How much food you need depends on how long and hard you workout and your basal metabolic rate (BMR). The best way to determine your energy needs is to work with a dietitian or estimate them using a calorie calculator that takes your activity level into account.
Stop cutting carbs
Carbohydrates are the basis of a healthy diet. The United States Department of Agriculture Dietary guidelines recommend that carbs make up 45-65% of your total daily calories. But they are even more important for athletes.
“Carbohydrates are the most efficient and preferred source of energy for muscle exercise,” Jones says. It’s important to eat them throughout the day, not just during or around workouts, as carbohydrates are stored as glycogen to be used during exercise. When you run out of stored glycogen and there isn’t enough glucose in your bloodstream, your body will start to burn fat – which is okay but not optimal for high intensity workouts – and may also start to burn fat. break down muscle into protein.
“To ensure the body doesn’t use up muscle protein, which can interfere with recovery and adaptation to workouts, it’s important to eat enough carbohydrates throughout the day,” says Jones. Before training, you should eat a meal or snack high in carbohydrates, and if your training is moderate or high intensity and lasts more than an hour, eat at least 30 grams of carbohydrates per hour (one banana, two slices of bread or three or four energetic chews) will improve performance and prevent muscle breakdown.

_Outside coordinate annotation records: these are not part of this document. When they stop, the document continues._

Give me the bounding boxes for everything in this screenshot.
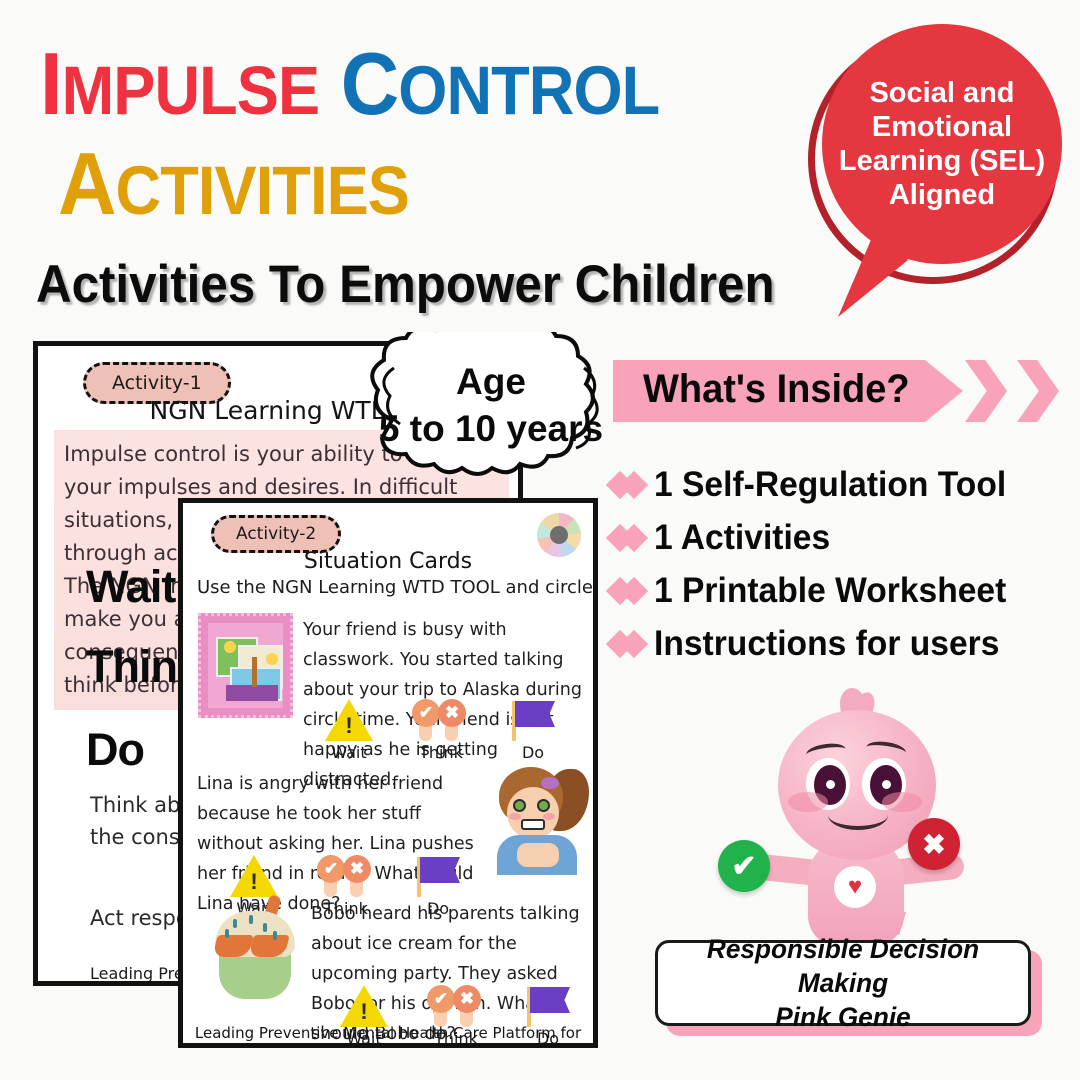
sel-badge-circle: Social and Emotional Learning (SEL) Alig… xyxy=(822,24,1062,264)
cross-icon: ✖ xyxy=(453,985,481,1013)
ice-cream-chip xyxy=(263,923,267,932)
check-icon: ✔ xyxy=(317,855,345,883)
diamond-bullet-icon xyxy=(608,472,654,498)
diamond-bullet-icon xyxy=(608,578,654,604)
chevron-right-icon-1 xyxy=(965,360,1007,422)
scene-1-wait-option[interactable]: Wait xyxy=(318,699,380,762)
list-item: 1 Activities xyxy=(608,511,1078,564)
scene-1-do-label: Do xyxy=(502,743,564,762)
diamond-bullet-icon xyxy=(608,525,654,551)
sel-aligned-badge: Social and Emotional Learning (SEL) Alig… xyxy=(800,22,1065,322)
think-check-cross-icon: ✔ ✖ xyxy=(315,855,377,897)
genie-eye-highlight-left xyxy=(826,780,835,789)
age-range-text: Age 5 to 10 years xyxy=(352,358,630,452)
ice-cream-image xyxy=(201,893,311,1003)
ice-cream-chip xyxy=(225,929,229,938)
cross-icon: ✖ xyxy=(343,855,371,883)
girl-hands xyxy=(517,843,559,867)
list-item-label: 1 Self-Regulation Tool xyxy=(654,465,1006,505)
header: IMPULSE CONTROL ACTIVITIES Activities To… xyxy=(0,0,1080,330)
green-check-icon: ✔ xyxy=(718,840,770,892)
cross-icon: ✖ xyxy=(438,699,466,727)
girl-hair-bow xyxy=(541,777,559,789)
photo-purple-band xyxy=(226,685,278,701)
title-word-activities-cap: A xyxy=(58,134,116,233)
angry-girl-image xyxy=(483,765,593,875)
genie-eye-highlight-right xyxy=(882,780,891,789)
warning-triangle-icon xyxy=(230,855,278,897)
title-word-impulse-cap: I xyxy=(40,34,62,133)
vacation-photos-image xyxy=(198,613,293,718)
genie-label-box: Responsible Decision Making Pink Genie xyxy=(655,940,1031,1026)
scene-1-wait-label: Wait xyxy=(318,743,380,762)
girl-gritted-teeth xyxy=(521,819,545,830)
think-check-cross-icon: ✔ ✖ xyxy=(425,985,487,1027)
ice-cream-chip xyxy=(273,931,277,940)
flag-icon xyxy=(517,985,579,1027)
heart-icon: ♥ xyxy=(834,866,876,908)
ngn-wheel-logo-center xyxy=(550,526,568,544)
worksheet2-title: Situation Cards xyxy=(183,549,593,574)
check-icon: ✔ xyxy=(412,699,440,727)
age-range-bubble: Age 5 to 10 years xyxy=(352,332,630,494)
girl-eye-right xyxy=(537,799,550,812)
ice-cream-chip xyxy=(233,919,237,928)
genie-blush-left xyxy=(788,792,828,812)
page-title-line1: IMPULSE CONTROL xyxy=(40,40,659,135)
girl-blush-right xyxy=(543,813,555,820)
genie-label-text: Responsible Decision Making Pink Genie xyxy=(664,932,1023,1034)
worksheet1-do-label: Do xyxy=(86,724,144,776)
warning-triangle-icon xyxy=(340,985,388,1027)
page-title-line2: ACTIVITIES xyxy=(58,140,409,235)
pink-genie-character: ♥ ✔ ✖ xyxy=(710,688,1000,938)
genie-blush-right xyxy=(882,792,922,812)
worksheet-preview-activity-2[interactable]: Activity-2 Situation Cards Use the NGN L… xyxy=(178,498,598,1048)
genie-smile xyxy=(828,800,888,830)
page-subtitle: Activities To Empower Children xyxy=(36,255,775,315)
flag-cloth xyxy=(530,987,570,1013)
list-item: 1 Printable Worksheet xyxy=(608,564,1078,617)
worksheet2-footer: Leading Preventive Mental Health Care Pl… xyxy=(183,1024,593,1048)
whats-inside-list: 1 Self-Regulation Tool 1 Activities 1 Pr… xyxy=(608,458,1078,670)
girl-blush-left xyxy=(509,813,521,820)
vacation-photos-inner xyxy=(208,623,283,708)
sel-badge-text: Social and Emotional Learning (SEL) Alig… xyxy=(839,76,1045,212)
warning-triangle-icon xyxy=(325,699,373,741)
think-check-cross-icon: ✔ ✖ xyxy=(410,699,472,741)
list-item: Instructions for users xyxy=(608,617,1078,670)
flag-cloth xyxy=(420,857,460,883)
sun-icon-1 xyxy=(224,641,236,653)
title-word-control-cap: C xyxy=(341,34,399,133)
list-item-label: 1 Activities xyxy=(654,518,830,558)
girl-eye-left xyxy=(513,799,526,812)
flag-icon xyxy=(407,855,469,897)
whats-inside-banner: What's Inside? xyxy=(613,360,963,422)
red-cross-icon: ✖ xyxy=(908,818,960,870)
list-item-label: Instructions for users xyxy=(654,624,999,664)
scene-1-think-label: Think xyxy=(410,743,472,762)
list-item: 1 Self-Regulation Tool xyxy=(608,458,1078,511)
activity-2-pill: Activity-2 xyxy=(211,515,341,553)
scene-1-do-option[interactable]: Do xyxy=(502,699,564,762)
scene-1-wtd-row[interactable]: Wait ✔ ✖ Think Do xyxy=(318,699,564,762)
palm-trunk-icon xyxy=(252,657,257,687)
diamond-bullet-icon xyxy=(608,631,654,657)
list-item-label: 1 Printable Worksheet xyxy=(654,571,1006,611)
chevron-right-icon-2 xyxy=(1017,360,1059,422)
scene-1-think-option[interactable]: ✔ ✖ Think xyxy=(410,699,472,762)
flag-icon xyxy=(502,699,564,741)
title-word-control-rest: ONTROL xyxy=(398,52,659,129)
sun-icon-2 xyxy=(266,653,278,665)
title-word-impulse-rest: MPULSE xyxy=(62,52,320,129)
whats-inside-title: What's Inside? xyxy=(643,367,910,412)
flag-cloth xyxy=(515,701,555,727)
title-word-activities-rest: CTIVITIES xyxy=(116,152,409,229)
worksheet1-wait-label: Wait xyxy=(86,561,175,613)
worksheet2-instruction: Use the NGN Learning WTD TOOL and circle… xyxy=(197,577,598,598)
ice-cream-chip xyxy=(249,915,253,924)
check-icon: ✔ xyxy=(427,985,455,1013)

Don’t be afraid of processed foods
Even if you’re not dieting or trying to lose weight, you can still try to limit your intake of processed foods. This can be a good thing, up to a point, because whole foods generally contain more nutrients. But it is not necessary to completely eliminate processed foods. For one, processed carbs are easier to digest because they lack fiber, which means they’re generally a better choice before and during a workout. The carbs from a sports gel will enter your bloodstream and give you energy quickly, while the carbs from an apple will take longer to absorb. The high fiber content of apples can also upset your stomach, especially because exercise diverts blood from your gastrointestinal tract and slows digestion.
Processed protein sources, such as powders and bars, may also be helpful. “The recommended protein intake for female and male strength and endurance athletes is 1.2 to two grams per kilogram of body weight per day, ideally with meals spread throughout the day,” says Guzman, citing a paper 2016 published in the Journal of the Academy of Nutrition and Dietetics. For a 150-pound woman, that’s between 82 and 136 grams of protein per day, which can be hard to get from whole-food sources like nuts, cheese, or yogurt.
“Ideally, protein will be broken down into moderate doses four to five times a day, rather than just having high doses post-workout and at dinner,” Jones adds.
Conclusion: break the rules
Strict food rules are rarely sustainable, and even loose food rules like cutting back on processed foods or prioritizing vegetables can have unintended consequences when you’re an active person. “A healthy diet for an athlete is so different from a healthy diet for a non-athlete. Many athletes don’t realize how high their energy needs are,” Jones says.
If you want more advice, check out athlete’s plate, a tool that helps people visualize how much food to eat based on workout intensity. Ideally, this tool will help you give your body what it really needs to function and recover properly, instead of living by vague healthy eating maxims and arbitrary rules.